Wait a second. How did Cain find a wife already? Where did this woman come from?
One important thing to keep in mind is that in the book of Genesis, humans lived much longer than they do now. According to the Bible, “thus all the days that Adam lived were nine hundred and thirty years; and he died” (Genesis 5:5).
Furthermore, the verse prior mentions that “he had other sons and daughters” (Genesis 5:4). According to the logic of the book of Genesis, in order to “be fruitful and multiply,” Adam and Eve had to conceive many children. Otherwise the human race would simply cease to exist. According to some Jewish traditions, “Adam had 33 sons and 23 daughters.”
The Bible does not tell us when Cain found a wife and so it is unknown whether he married a sister, or niece or even a grand-niece. None of those details are to be found in the text. But what follows from the narrative of the book is that if Adam and Eve were the first parents of all humanity, then Cain must have married a relative. Regardless of which generation Cain found a wife, someone at some point had to marry his own sister.
Many biblical scholars agree that, genetically, Adam and Eve were without defect (besides original sin), and so the intermarriage of successive generations would not have produced genetically defective children. It was part of God’s initial plan in order to populate the earth. Also, the Law of Moses was not in effect at this point in salvation history, and so incestuous relations were not only not forbidden but moreover necessary for God’s plan to unfold. This may have also been the case with Noah’s family after the flood.
On the other hand, some other biblical scholars believe there were other humans besides Adam and Eve and that when Cain left Eden, he found other humans not related to him. This is a theory known as polygenism arguing that there were different groups of humans that evolved independently of each other, and not from an original couple. For example, biblical scholar Mary Joan Winn Leith “suggests that while the Israelite storyteller knew that other men and women in Genesis existed outside of Eden, they did not matter to him or factor into his account. He was concerned with Adam and Eve and their progeny—not those outside of this group.”
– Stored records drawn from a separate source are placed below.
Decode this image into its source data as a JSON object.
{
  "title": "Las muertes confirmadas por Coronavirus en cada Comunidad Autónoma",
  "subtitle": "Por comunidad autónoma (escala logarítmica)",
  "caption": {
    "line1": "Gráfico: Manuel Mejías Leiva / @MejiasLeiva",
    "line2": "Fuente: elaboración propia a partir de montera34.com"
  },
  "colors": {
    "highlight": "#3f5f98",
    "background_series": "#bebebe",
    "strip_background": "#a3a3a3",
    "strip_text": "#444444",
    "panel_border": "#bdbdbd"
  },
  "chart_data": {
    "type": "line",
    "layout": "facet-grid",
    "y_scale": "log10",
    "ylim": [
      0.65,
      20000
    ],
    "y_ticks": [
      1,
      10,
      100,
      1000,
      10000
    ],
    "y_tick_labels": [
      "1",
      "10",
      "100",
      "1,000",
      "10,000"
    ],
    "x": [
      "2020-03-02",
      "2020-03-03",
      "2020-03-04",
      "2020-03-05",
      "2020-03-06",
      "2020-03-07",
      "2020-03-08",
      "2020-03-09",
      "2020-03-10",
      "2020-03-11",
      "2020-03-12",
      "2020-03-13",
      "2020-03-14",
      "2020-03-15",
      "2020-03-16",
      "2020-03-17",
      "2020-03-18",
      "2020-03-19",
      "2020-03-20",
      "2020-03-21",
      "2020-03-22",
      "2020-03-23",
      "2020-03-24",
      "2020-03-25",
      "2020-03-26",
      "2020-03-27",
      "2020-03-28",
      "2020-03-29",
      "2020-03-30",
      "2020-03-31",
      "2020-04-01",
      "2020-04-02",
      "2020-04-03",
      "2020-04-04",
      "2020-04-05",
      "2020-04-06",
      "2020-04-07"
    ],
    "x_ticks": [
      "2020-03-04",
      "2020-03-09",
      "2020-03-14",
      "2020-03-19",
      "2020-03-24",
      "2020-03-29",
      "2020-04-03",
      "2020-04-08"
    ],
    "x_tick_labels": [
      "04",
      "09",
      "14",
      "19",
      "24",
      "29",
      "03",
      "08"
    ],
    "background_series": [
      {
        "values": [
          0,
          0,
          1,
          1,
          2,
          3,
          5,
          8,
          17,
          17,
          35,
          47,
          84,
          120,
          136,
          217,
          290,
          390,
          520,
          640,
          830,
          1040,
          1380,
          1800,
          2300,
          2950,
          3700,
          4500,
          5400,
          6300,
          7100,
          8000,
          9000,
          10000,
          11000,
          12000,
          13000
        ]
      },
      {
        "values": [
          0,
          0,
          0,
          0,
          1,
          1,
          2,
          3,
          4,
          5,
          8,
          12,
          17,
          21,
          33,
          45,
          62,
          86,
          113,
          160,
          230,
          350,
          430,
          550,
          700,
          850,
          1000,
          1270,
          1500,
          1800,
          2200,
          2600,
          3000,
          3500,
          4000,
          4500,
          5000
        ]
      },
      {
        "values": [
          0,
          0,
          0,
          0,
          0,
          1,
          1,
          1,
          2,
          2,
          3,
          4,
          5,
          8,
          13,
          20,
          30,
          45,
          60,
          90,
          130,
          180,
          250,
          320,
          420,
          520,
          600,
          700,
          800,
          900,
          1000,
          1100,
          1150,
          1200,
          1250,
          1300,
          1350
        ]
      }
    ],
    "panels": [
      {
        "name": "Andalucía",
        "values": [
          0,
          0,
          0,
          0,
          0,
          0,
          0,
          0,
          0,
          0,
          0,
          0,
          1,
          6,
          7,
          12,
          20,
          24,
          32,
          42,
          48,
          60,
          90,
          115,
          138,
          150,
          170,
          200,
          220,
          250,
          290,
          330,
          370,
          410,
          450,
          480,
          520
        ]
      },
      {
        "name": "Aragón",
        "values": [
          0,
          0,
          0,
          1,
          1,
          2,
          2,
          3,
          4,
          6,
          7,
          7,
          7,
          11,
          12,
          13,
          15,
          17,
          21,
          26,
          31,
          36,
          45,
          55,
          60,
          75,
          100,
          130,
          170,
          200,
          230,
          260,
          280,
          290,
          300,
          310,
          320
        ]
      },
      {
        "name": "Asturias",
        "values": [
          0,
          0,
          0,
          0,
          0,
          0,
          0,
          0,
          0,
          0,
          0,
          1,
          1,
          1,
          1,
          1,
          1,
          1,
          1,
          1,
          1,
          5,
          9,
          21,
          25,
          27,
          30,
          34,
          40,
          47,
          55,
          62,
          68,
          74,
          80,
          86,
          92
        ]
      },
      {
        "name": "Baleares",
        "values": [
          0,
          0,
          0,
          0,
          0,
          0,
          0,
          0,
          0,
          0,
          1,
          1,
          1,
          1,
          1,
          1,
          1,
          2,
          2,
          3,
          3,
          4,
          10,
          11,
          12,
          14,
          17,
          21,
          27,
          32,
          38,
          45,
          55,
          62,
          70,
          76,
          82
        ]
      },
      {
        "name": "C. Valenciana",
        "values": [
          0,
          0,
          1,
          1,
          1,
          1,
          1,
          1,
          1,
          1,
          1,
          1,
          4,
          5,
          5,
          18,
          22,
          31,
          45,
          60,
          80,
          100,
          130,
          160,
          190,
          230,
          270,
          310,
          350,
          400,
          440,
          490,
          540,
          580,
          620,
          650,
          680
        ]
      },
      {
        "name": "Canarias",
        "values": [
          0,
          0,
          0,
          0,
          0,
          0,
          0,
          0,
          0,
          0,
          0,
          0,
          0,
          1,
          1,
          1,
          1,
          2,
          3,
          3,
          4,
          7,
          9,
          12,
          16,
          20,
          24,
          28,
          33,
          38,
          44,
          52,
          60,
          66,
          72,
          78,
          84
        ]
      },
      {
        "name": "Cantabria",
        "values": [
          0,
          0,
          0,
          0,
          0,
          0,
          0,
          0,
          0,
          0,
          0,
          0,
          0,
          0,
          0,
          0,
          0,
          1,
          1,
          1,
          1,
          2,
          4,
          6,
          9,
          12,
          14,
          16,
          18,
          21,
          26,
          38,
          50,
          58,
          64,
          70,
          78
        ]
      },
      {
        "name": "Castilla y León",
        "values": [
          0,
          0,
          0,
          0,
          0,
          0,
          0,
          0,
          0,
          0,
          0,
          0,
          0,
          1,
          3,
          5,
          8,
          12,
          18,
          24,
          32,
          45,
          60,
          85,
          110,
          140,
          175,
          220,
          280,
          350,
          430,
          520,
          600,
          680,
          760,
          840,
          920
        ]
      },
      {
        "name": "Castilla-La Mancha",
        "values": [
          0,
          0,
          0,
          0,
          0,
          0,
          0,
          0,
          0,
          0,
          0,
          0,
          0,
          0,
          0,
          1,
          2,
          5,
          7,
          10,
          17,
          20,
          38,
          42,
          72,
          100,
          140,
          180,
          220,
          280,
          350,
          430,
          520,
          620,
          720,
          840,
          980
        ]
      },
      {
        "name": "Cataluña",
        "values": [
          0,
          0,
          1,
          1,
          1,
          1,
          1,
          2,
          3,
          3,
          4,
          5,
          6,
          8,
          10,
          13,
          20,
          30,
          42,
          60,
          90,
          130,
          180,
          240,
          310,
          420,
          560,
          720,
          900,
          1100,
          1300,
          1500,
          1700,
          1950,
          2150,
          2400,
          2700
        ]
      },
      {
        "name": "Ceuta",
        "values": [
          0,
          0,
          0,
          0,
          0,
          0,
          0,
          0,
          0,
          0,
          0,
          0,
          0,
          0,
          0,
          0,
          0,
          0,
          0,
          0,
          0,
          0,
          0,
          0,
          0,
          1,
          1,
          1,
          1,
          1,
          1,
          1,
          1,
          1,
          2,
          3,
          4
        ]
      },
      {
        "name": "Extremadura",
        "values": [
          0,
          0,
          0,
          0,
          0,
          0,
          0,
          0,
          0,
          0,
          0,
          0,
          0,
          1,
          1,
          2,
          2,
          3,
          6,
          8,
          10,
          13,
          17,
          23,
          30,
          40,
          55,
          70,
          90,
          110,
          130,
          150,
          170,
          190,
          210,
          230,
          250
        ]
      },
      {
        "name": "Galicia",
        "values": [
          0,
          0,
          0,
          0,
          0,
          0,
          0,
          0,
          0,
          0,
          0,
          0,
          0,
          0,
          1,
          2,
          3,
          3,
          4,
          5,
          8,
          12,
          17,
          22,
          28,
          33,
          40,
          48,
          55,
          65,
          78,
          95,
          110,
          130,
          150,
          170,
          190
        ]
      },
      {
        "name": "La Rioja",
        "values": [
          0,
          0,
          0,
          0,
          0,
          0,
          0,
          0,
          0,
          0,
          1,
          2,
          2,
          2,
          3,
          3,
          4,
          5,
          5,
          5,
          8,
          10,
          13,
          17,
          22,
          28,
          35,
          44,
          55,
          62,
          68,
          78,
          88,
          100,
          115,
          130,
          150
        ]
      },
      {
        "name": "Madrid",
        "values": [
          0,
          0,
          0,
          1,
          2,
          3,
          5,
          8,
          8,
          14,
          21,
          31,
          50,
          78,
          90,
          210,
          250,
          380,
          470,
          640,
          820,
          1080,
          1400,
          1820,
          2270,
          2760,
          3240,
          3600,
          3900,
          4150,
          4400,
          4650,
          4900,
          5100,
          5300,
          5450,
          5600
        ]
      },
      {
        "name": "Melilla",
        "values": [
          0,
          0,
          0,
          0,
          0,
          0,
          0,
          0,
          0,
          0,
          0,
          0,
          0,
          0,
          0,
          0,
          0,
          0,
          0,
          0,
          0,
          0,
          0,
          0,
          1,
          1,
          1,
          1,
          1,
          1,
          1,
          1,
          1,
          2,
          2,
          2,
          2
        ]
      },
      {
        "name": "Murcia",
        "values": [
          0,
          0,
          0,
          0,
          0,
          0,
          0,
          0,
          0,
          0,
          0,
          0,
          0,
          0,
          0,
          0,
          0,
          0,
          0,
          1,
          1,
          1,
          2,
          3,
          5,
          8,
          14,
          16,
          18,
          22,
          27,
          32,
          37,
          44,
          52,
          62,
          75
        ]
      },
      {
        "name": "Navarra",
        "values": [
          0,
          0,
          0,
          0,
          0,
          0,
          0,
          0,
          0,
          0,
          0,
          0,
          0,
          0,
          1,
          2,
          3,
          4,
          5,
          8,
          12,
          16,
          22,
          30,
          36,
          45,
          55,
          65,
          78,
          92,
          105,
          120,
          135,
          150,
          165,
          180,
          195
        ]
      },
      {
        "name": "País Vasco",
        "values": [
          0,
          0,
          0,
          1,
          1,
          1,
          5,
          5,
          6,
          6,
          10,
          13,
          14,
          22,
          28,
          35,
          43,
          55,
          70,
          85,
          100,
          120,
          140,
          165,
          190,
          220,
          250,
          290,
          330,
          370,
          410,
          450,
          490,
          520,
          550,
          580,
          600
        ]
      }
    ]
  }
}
In the past the Church has spoken against such a proposition, as in Pope Pius XII’s Humani Generis.
[T]he faithful cannot embrace that opinion which maintains that either after Adam there existed on this earth true men who did not take their origin through natural generation from him as from the first parent of all, or that Adam represents a certain number of first parents. Now it is in no way apparent how such an opinion can be reconciled with that which the sources of revealed truth and the documents of the Teaching Authority of the Church propose with regard to original sin, which proceeds from a sin actually committed by an individual Adam and which, through generation, is passed on to all and is in everyone as his own.
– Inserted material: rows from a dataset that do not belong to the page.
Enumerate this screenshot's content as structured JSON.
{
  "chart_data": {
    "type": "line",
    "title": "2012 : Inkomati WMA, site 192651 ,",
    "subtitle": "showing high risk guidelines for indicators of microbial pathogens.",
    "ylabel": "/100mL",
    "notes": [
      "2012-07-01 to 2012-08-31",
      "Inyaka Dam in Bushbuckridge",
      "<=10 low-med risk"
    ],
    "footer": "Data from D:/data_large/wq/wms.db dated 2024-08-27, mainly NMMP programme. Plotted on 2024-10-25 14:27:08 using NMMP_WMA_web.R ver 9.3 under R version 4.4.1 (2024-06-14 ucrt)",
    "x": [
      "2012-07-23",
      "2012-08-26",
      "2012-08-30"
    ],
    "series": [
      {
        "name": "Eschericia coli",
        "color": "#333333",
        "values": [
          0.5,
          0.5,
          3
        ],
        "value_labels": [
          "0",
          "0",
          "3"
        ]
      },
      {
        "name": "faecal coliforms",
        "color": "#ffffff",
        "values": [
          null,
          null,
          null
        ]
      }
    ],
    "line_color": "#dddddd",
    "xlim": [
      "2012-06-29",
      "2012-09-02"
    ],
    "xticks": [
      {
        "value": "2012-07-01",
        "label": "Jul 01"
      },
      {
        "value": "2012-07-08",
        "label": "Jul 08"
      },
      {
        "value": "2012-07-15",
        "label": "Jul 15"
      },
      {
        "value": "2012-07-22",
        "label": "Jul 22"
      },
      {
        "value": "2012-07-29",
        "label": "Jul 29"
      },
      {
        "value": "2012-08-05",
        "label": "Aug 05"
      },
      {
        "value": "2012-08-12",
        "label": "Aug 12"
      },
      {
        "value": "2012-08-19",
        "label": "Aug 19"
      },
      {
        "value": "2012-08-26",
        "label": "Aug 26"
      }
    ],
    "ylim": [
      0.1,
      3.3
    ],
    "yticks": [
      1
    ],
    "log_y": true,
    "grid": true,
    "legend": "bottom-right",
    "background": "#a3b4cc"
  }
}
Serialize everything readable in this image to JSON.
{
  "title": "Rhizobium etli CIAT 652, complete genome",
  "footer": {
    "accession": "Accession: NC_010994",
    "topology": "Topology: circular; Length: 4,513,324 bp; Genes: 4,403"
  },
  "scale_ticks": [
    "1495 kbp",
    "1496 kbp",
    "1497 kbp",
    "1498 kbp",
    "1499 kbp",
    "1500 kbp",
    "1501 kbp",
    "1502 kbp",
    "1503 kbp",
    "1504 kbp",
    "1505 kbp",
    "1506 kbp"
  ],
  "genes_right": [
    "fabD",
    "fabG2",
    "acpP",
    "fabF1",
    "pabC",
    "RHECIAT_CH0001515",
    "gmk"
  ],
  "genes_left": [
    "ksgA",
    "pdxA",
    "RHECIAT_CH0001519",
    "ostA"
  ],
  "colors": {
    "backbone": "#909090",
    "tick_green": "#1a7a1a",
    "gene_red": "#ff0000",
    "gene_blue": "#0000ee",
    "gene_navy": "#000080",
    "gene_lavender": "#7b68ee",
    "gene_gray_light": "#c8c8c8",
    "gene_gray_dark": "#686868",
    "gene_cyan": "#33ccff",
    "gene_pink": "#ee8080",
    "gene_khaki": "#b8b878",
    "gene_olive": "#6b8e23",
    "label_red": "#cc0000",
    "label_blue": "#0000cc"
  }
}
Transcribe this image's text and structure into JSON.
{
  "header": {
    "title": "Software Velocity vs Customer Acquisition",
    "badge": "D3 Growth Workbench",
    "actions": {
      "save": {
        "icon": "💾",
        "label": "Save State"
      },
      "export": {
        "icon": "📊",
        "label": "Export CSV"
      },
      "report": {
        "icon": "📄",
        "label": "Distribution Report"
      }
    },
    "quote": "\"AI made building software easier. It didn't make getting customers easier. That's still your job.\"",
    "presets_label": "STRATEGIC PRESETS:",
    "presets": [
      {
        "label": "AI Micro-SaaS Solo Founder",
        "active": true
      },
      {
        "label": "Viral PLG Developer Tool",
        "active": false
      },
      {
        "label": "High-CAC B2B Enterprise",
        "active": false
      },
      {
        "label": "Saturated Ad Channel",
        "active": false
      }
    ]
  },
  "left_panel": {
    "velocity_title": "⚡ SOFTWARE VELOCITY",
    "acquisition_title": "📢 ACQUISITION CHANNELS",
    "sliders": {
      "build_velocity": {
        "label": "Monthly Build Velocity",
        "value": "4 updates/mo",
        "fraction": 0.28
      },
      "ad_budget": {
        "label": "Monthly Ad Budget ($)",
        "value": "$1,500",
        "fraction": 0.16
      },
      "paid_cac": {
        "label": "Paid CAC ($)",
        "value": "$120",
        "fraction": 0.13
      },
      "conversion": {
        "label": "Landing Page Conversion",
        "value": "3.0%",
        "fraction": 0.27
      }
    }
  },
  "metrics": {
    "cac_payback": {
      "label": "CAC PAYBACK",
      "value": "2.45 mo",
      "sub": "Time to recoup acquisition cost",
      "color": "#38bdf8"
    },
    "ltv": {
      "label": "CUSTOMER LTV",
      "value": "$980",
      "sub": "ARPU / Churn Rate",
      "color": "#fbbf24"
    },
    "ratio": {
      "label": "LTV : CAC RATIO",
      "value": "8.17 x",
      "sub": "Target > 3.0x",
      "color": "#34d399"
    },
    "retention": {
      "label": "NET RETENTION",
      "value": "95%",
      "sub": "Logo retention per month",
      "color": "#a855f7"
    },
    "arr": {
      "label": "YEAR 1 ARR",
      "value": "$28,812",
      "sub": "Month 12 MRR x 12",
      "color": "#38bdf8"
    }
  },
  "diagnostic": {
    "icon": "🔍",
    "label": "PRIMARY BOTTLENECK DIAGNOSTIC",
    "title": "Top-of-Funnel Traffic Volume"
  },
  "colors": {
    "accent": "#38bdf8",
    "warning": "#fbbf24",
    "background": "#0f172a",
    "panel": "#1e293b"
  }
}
But it must also be taken into account that more recent Church documents have not commented on the issue have left the door open to other possibilities based on recent developments in science. Since the book of Genesis is understood to be symbolic in nature and not scientific, there is a variety of beliefs that can be accepted that do not contradict the spiritual meaning of the text.
In the end, as it happens with plenty of this kind of stories, we don’t know whom exactly Cain married. The Church believes the Bible contains everything that we need for salvation (and not necessarily for the satisfaction of scientific enquiry), so the inspired authors necessarily omitted details for reasons that have to do with the final intention the text was written for.